Atlanta Hartsfield-Jackson International Airport -The South’s #1 economic engine – is under threat of a takeover by Republican legislators, and both the Georgia Black
Constructors Association (GBCA) and Atlanta City Council President Felicia Moore vehemently vow their number one priority is to stop that from happening.
“The airport is so important, and black people must understand if you don’t raise your voice on this issue you can forget it,” said Margaret Muhammad, GBCA’s president.
That’s why Muhammad called for elected officials, business owners and concerned citizens to join her for a noon luncheon meeting on September 13 at The Allen Conference Center for what the GBCA is calling “the hostile takeover” of Atlanta’s Hartsfield -Jackson Airport.
Muhammad has the strident support of Moore. “The city is in trouble,” she laments. “One of my top concerns is making sure we maintain the airport.”
Recently a state study committee began exploring the idea of an airport authority to control and operate Hartsfield-Jackson. One hearing has already been held to discuss the possibility. Both Moore and Muhammad were there to push-back against the political grab of the world’s busiest airport.
“The airport is extremely important to the economics of our community,” Muhammad explained. “It does not just affect us as black builders. It’s going to unalterably disrupt our lifestyle, and black people need to understand that.”
Moore continued, “My take away from what I heard at the first study committee was the ground-work was set because of the Atlanta (City Hall) corruption scandal. That was a focus and so the foundation and the environment has been created to make it [the takeover] happen.”

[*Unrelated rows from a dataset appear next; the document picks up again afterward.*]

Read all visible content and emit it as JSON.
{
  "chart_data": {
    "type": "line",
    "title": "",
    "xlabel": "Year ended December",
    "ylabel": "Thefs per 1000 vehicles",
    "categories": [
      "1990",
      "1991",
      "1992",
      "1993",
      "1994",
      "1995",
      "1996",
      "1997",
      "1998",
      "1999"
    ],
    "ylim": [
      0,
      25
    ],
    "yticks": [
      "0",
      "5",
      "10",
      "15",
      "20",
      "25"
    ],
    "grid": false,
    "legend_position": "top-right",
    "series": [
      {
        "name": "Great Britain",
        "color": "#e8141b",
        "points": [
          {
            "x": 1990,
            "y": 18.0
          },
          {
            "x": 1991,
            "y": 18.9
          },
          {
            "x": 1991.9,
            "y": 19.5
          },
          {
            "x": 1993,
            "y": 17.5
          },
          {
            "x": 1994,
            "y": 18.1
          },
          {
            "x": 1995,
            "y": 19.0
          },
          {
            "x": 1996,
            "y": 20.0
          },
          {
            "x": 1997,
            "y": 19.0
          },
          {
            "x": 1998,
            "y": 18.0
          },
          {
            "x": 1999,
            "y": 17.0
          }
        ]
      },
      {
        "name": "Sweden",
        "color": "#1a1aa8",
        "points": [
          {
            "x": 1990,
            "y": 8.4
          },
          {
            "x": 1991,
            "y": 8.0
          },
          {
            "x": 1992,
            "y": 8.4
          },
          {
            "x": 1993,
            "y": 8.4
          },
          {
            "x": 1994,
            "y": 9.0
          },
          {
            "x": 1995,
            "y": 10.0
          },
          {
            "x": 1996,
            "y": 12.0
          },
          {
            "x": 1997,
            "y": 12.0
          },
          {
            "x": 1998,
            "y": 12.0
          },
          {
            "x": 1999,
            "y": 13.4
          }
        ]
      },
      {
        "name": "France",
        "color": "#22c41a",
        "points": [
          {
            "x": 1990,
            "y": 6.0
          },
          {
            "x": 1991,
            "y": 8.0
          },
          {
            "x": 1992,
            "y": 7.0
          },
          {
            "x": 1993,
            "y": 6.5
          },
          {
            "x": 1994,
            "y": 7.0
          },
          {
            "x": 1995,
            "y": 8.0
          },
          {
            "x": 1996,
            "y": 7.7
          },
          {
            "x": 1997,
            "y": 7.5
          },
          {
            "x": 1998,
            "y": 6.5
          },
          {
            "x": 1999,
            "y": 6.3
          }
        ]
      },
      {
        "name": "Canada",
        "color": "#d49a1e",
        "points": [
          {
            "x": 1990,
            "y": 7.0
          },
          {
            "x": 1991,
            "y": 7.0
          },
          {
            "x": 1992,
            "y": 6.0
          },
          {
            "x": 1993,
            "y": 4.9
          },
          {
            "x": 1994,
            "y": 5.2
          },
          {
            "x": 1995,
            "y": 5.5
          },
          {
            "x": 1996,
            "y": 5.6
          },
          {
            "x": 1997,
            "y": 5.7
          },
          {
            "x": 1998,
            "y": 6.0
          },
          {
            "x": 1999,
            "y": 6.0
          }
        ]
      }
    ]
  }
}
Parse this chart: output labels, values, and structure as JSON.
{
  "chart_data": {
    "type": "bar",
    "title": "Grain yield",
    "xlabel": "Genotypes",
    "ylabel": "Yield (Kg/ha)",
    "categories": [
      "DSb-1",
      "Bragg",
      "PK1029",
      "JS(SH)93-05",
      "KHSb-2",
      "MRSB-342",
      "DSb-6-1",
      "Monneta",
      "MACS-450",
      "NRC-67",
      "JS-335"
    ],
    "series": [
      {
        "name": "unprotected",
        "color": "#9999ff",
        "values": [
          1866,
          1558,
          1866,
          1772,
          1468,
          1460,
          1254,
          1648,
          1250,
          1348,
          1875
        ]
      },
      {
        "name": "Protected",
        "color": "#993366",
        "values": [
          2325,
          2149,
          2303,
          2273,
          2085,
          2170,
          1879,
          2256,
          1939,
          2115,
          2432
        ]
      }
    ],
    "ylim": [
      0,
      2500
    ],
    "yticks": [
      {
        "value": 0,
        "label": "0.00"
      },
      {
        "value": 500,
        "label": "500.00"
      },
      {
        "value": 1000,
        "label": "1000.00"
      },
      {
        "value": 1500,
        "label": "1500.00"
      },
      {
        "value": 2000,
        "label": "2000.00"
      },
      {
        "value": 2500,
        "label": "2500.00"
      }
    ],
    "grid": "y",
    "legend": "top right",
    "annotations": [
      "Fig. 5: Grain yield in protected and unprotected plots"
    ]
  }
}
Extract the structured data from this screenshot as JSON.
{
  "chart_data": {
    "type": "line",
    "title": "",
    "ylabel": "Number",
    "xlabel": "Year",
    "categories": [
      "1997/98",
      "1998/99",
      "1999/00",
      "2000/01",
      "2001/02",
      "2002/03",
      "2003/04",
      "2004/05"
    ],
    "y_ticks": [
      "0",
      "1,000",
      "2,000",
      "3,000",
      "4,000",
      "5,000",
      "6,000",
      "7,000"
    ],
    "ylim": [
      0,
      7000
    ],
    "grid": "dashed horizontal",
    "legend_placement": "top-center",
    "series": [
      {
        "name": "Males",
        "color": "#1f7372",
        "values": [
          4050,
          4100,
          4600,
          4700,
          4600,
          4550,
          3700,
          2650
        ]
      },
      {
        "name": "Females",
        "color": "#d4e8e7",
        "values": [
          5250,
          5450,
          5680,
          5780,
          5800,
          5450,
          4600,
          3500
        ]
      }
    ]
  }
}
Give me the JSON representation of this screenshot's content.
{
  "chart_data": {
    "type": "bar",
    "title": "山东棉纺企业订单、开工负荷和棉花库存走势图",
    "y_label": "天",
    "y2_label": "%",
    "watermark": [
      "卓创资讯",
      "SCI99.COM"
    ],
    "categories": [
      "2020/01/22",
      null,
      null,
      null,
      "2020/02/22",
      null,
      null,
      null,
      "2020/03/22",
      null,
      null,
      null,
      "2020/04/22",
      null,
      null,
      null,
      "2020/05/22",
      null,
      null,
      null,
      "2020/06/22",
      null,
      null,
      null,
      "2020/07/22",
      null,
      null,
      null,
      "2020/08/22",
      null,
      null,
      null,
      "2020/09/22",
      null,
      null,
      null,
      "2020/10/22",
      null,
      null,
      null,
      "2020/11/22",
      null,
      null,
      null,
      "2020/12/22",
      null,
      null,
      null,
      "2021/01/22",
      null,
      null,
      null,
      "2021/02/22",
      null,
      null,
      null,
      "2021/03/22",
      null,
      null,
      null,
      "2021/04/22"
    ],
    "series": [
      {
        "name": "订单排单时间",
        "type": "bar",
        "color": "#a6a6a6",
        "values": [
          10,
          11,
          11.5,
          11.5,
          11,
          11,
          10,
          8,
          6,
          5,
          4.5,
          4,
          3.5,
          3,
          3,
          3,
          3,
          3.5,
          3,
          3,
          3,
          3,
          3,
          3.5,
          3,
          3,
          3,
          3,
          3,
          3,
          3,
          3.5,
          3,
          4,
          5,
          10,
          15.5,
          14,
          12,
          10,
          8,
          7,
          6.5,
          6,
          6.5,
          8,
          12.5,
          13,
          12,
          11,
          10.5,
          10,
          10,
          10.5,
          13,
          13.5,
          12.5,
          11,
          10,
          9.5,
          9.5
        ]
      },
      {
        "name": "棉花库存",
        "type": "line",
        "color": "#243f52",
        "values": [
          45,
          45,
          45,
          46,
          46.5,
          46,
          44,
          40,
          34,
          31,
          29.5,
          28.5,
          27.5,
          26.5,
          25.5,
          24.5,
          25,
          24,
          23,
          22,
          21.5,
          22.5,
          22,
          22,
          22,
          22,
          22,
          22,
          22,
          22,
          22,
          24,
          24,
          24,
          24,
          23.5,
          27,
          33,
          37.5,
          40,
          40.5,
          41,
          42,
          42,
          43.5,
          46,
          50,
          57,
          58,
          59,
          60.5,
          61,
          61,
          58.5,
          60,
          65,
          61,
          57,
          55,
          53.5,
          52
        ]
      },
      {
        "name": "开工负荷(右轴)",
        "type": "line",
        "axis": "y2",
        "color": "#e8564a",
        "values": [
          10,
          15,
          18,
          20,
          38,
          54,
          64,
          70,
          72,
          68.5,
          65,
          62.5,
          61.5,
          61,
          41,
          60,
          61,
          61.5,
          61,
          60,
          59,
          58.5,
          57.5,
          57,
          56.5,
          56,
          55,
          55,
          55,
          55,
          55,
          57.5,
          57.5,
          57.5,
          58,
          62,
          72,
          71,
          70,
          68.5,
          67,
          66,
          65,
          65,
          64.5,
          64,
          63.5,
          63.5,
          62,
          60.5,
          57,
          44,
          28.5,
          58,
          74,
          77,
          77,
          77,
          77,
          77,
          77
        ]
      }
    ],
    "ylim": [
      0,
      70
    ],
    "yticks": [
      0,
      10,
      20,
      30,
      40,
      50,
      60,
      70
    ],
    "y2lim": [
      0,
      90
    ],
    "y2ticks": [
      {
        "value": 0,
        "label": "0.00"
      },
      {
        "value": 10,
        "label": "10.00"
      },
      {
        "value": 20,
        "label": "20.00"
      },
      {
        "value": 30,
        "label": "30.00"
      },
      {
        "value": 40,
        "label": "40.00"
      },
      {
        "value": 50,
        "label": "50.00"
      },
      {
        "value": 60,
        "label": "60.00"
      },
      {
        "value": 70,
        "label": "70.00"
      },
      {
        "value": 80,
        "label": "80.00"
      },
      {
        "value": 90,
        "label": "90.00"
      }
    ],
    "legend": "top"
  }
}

“I think their discussion is, corruption is the environment which makes sense for us to have this discussion; contracting is the unsaid thing. We know it’s about money. It’s always about money; you know owning the golden goose.”
Mayor Maynard Jackson, city’s first African-American mayor, helped create an Atlanta that boasted the world’s busiest airport. During construction, he demanded 25 to 35 percent minority participation.
When asked her opinion on the current economic condition of African American airport contractors, Moore replied, “It could be a lot better. The problem that I would see is that those people who had those first opportunities to build [that Maynard Jackson] legacy are the same people who are still in line, and we need to open it up for more people.”
The increasingly popular City Council president added, ““My priority is to keep the airport under the city’s control, I’m working just as feverishly as I can to help make things fair so that people will free to want to bid for work at the city, and people will have a fair shake so it’s not a pay to play situation and it’s not who you know. It’s based on merit.”
Moore, whose political cache and clout has risen significantly since her election, authored legislation creating Independent Procurement Review Officers. “It is new law, it’s a game-changer,” she opines. It didn’t get as much publicity as I would have liked it to get. Some of the contracts they are working on are concessions awarded at the airport.”
Margaret Muhammad, along with her husband Steven, have been a well known political, civil rights and community activist team in Atlanta for the past several decades. Because of their twin commitments, GBCA advocates, defends and educates every day on behalf of black businesses.
“If the state takes over the airport it will be demonstrably worse for black contractors. At least they’re eating now.” contends the GBCA president. “They’re just using alleged City Hall corruption as a ruse, an excuse. It’s fake news. The Federal Aviation Administration considers Hartsfield-Jackson the best run airport in the nation.”
In 2005, the GBCA broke away from the National Association of Minority Contractors (NAMC), a non-profit trade association established in 1969 to address the concerns of minority contractors. Margaret Muhammad says emphatically that black contractors are GBCA’s sole constituency.
“We started out of the need for boots on the ground,” Muhammad explains. “Most of us were members of NAMC and we felt like it was becoming a social tool when we needed real advocacy. Now we are fighting every day.
“No, black contractors are not getting their fair of city contracts – absolutely not,” she laments. “You have to be committed the same way Maynard was.”